Hong Kong-based brokerage firm CLSA said that the perceived benefit from Russian oil imports is overstated. India sources about 36% of its oil imports from Russia, which itself meets only 5% of global demand.
The brokerage mentioned in its note that crude prices could climb to $90-100 per barrel if India halts Russian purchases. It believes that the issue of Russian crude oil imports has now become a political one, with India reiterating its freedom to choose its trade partners within purview of global trade rules.
HSBC struck a more optimistic tone, pointing out that lower crude prices and reduced LPG losses as tailwinds for OMCs.
The foreign brokerage expects earnings to remain strong and sees any reimbursements for under-recoveries as an added positive. Although Q1 results fell short due to higher inventory losses, marketing margins stayed firm while LPG losses narrowed.

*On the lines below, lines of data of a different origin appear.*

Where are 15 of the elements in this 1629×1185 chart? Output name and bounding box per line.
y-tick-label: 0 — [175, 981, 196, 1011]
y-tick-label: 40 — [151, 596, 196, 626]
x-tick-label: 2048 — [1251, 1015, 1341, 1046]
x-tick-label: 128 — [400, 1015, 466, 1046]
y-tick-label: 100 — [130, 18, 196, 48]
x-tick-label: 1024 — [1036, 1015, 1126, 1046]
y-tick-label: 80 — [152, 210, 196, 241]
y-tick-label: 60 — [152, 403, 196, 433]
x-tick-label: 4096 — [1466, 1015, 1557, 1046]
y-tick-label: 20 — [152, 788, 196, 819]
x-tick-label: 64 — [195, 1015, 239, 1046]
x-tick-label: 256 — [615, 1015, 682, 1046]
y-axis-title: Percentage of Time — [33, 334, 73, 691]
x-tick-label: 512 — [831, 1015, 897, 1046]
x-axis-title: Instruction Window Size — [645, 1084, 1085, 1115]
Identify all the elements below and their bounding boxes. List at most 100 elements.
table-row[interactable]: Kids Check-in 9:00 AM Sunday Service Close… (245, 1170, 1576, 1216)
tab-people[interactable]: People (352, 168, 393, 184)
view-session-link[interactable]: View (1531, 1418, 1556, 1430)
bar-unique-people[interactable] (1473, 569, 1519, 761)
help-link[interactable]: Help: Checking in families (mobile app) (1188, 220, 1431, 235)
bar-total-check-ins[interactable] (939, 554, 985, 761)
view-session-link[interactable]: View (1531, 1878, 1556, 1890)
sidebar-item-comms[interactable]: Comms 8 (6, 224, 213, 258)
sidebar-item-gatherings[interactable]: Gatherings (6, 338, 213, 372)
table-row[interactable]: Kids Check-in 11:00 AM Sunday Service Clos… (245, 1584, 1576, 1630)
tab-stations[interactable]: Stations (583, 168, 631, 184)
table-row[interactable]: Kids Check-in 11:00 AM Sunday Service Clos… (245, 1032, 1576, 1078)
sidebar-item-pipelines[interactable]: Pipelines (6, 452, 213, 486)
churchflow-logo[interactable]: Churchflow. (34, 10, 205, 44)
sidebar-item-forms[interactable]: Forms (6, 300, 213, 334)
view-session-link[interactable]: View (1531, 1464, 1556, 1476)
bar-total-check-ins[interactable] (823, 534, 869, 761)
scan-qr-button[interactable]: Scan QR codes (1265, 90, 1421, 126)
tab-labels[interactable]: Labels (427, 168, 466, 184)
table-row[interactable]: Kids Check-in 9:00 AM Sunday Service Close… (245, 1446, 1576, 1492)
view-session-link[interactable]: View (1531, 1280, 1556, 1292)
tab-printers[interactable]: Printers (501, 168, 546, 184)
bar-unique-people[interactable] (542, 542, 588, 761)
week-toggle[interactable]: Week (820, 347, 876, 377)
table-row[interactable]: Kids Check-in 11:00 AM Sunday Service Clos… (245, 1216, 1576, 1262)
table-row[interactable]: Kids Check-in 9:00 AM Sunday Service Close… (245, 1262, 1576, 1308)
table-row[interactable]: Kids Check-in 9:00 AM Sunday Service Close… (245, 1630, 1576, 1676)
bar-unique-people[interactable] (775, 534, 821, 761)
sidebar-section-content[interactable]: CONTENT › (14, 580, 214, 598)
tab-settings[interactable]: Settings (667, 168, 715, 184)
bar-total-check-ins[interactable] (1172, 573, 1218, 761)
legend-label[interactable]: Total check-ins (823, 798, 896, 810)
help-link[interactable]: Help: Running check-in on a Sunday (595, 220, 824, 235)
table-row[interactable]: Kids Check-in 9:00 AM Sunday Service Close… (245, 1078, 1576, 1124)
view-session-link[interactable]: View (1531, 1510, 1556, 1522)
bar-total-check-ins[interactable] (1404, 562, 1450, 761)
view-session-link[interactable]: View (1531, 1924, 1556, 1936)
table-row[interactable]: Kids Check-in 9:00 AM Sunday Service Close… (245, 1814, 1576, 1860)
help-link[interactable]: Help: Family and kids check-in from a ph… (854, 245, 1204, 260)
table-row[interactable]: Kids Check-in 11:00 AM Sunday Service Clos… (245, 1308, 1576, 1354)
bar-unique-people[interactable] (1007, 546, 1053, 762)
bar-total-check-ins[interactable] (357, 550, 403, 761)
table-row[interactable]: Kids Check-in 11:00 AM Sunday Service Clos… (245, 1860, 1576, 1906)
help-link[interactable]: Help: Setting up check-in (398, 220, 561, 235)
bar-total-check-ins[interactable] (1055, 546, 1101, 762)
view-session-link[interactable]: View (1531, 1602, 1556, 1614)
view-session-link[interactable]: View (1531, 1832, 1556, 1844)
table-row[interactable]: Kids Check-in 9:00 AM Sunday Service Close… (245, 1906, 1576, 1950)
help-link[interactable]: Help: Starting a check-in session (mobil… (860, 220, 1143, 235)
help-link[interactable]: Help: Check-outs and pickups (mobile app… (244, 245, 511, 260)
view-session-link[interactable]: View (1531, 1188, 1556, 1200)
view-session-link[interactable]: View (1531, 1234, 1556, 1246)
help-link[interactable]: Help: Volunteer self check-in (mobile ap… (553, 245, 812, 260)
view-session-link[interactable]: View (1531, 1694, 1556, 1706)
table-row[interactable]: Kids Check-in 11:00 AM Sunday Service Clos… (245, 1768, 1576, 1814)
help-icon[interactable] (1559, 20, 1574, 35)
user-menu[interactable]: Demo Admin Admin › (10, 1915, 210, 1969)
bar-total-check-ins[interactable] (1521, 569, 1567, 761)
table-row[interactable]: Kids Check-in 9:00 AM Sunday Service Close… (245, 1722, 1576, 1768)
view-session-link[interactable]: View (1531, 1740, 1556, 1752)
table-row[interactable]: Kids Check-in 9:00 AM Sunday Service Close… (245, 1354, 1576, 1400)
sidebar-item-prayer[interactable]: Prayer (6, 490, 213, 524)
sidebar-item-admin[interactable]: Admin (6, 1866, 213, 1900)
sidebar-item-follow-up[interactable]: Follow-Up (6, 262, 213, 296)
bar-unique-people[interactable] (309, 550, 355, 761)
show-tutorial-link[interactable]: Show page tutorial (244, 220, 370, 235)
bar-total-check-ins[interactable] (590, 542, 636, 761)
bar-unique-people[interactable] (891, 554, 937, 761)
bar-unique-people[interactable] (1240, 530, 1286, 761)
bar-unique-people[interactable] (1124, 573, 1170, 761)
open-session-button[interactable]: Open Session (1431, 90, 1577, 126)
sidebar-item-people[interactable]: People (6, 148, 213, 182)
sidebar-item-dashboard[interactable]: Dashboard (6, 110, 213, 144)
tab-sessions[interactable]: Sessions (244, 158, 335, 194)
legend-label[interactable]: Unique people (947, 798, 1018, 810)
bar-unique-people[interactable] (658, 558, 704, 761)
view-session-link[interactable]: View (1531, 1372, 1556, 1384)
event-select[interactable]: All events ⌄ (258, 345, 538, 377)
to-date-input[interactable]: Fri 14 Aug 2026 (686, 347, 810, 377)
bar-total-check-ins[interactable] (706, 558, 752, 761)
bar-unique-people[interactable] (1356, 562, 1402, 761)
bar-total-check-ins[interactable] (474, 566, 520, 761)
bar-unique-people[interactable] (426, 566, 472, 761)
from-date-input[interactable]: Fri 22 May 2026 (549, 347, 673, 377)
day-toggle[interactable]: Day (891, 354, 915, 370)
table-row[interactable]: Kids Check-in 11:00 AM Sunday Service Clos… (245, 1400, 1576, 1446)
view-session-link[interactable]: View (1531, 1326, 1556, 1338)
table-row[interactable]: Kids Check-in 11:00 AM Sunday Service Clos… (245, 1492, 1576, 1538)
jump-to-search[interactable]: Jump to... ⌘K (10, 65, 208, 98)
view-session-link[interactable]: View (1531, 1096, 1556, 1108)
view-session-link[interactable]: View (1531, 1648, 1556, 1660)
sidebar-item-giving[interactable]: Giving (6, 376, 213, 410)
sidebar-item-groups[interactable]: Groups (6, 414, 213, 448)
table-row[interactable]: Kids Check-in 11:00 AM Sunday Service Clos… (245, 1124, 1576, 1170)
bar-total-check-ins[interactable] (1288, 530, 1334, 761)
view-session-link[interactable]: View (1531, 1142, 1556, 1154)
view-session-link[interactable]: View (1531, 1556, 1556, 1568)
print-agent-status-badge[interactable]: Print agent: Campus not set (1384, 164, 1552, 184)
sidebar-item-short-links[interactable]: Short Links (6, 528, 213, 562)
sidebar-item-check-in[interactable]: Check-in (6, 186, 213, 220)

HSBC has maintained its ‘Buy’ ratings on BPCL, with a price target of ₹420, HPCL ₹520, and IOC ₹190.
JPMorgan, however, flagged investor concerns. Despite strong core earnings, stock prices have barely responded, which the brokerage attributes to fears that the government could eventually claw back excess margins.
Weak tax collections and proposals for GST cuts have amplified those worries. Still, JPMorgan argued that the risk-reward remains favourable.
On FY27 estimates, OMC stocks appear inexpensive even after factoring in a ₹3-4 per litre excise duty hike.
JPMorgan added that unless the government intervenes, companies will continue to generate strong cash flows, supporting near-term stock upside. Among OMCs, JPMorgan expressed preference for BPCL.